The opportunity arises when one after another hunters are discovered dead in the dank, dark pines of the Utgard forest after being shot with hunting rifles. Additionally, their eyes have been gouged out, which reminds local police and residents of similar murders committed twenty years earlier which remain unsolved. While the police set about finding the killer, or killers, Tuva concentrates on the human interest, the impact the murders have on the local community. Even though the two quests often interweave, it is this separation which generates the first element of frustration.

Tuva repeatedly visits the four residences which edge the forest: that of the taxi-driver, a dead shot with a rifle who lives with his withdrawn son, the two sisters who carve out a living producing hideous trolls complete with human hair and other attributes, a reclusive writer who makes a living penning books for other to claim authorship of, and finally the couple consisting of Tuva's best friend and her husband who manages the pulp mill and heads up the local hunting fraternity. Whilst these are the people most affected by the murders they are also, to her mind, the most likely suspects.

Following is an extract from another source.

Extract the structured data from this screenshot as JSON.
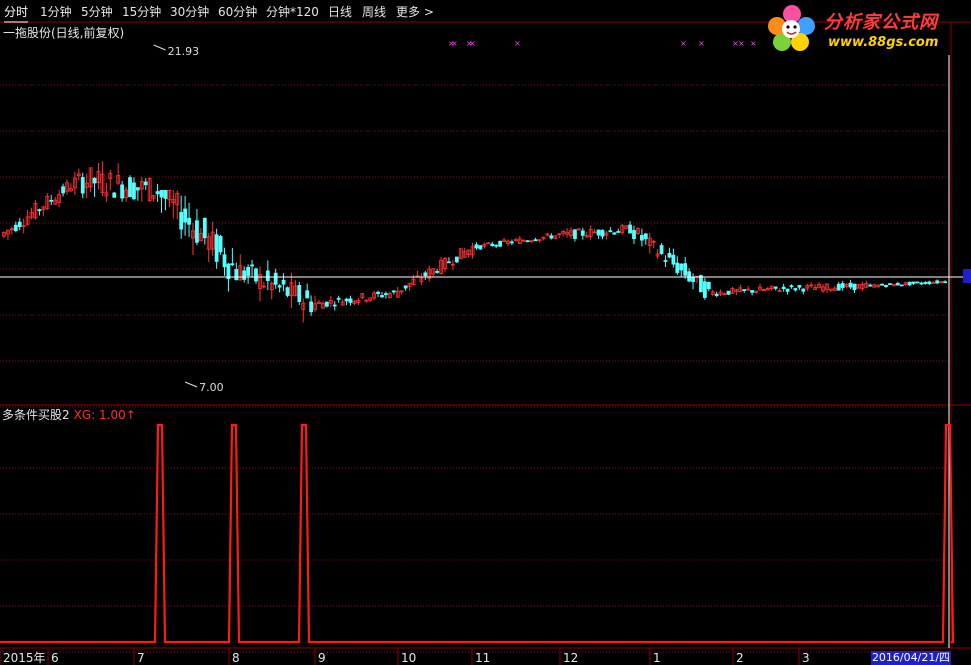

That possibility is confirmed when she discovers one of them had been interviewed by police on suspicion of the earlier murders.

Meanwhile, the police investigation continues obliquely with the police keeping their cards close to their chests even as the additional murders attract national press coverage and their secrecy increasingly frustrates Tuva and her press colleagues.

Hence, the book skirts round the usual stuff of crime fiction – the murders themselves and the police investigation, leaving Tuva to drive her truck from here to there, sometimes venturing out on foot, or by bike, into the pines, most of the time hooking and unhooking her hearing aids and musing on either the pastoral symphony of the woodland or the poetic silence when she opts to dispense with her hearing aids. Being deaf myself I would normally identify fully with a hero with similar problems. But as worthy as she is, Tuva did tend to exhaust my sympathy with her frequently trivial pursuits.

The story too has similar issues. There is nothing wrong with the wonderful way Will Dean paints the bleak forest and its almost claustrophobic effect on a local community trying to compete in a global economy which is increasingly diverting its benefits elsewhere. And, by and large, there is little wrong with the warts and all characters who emerge out of this gaunt landscape. But for all that, the storyline evolves flatly and evacuates any real drama until the final chapter.  When that drama does finally explode, the effect both gratifies while convincing you some of it could have been diverted to the earlier chapters.

So a promising start for Will Dean which will no doubt draw comparisons, justified or otherwise, with the likes of Hoeg and Hankell.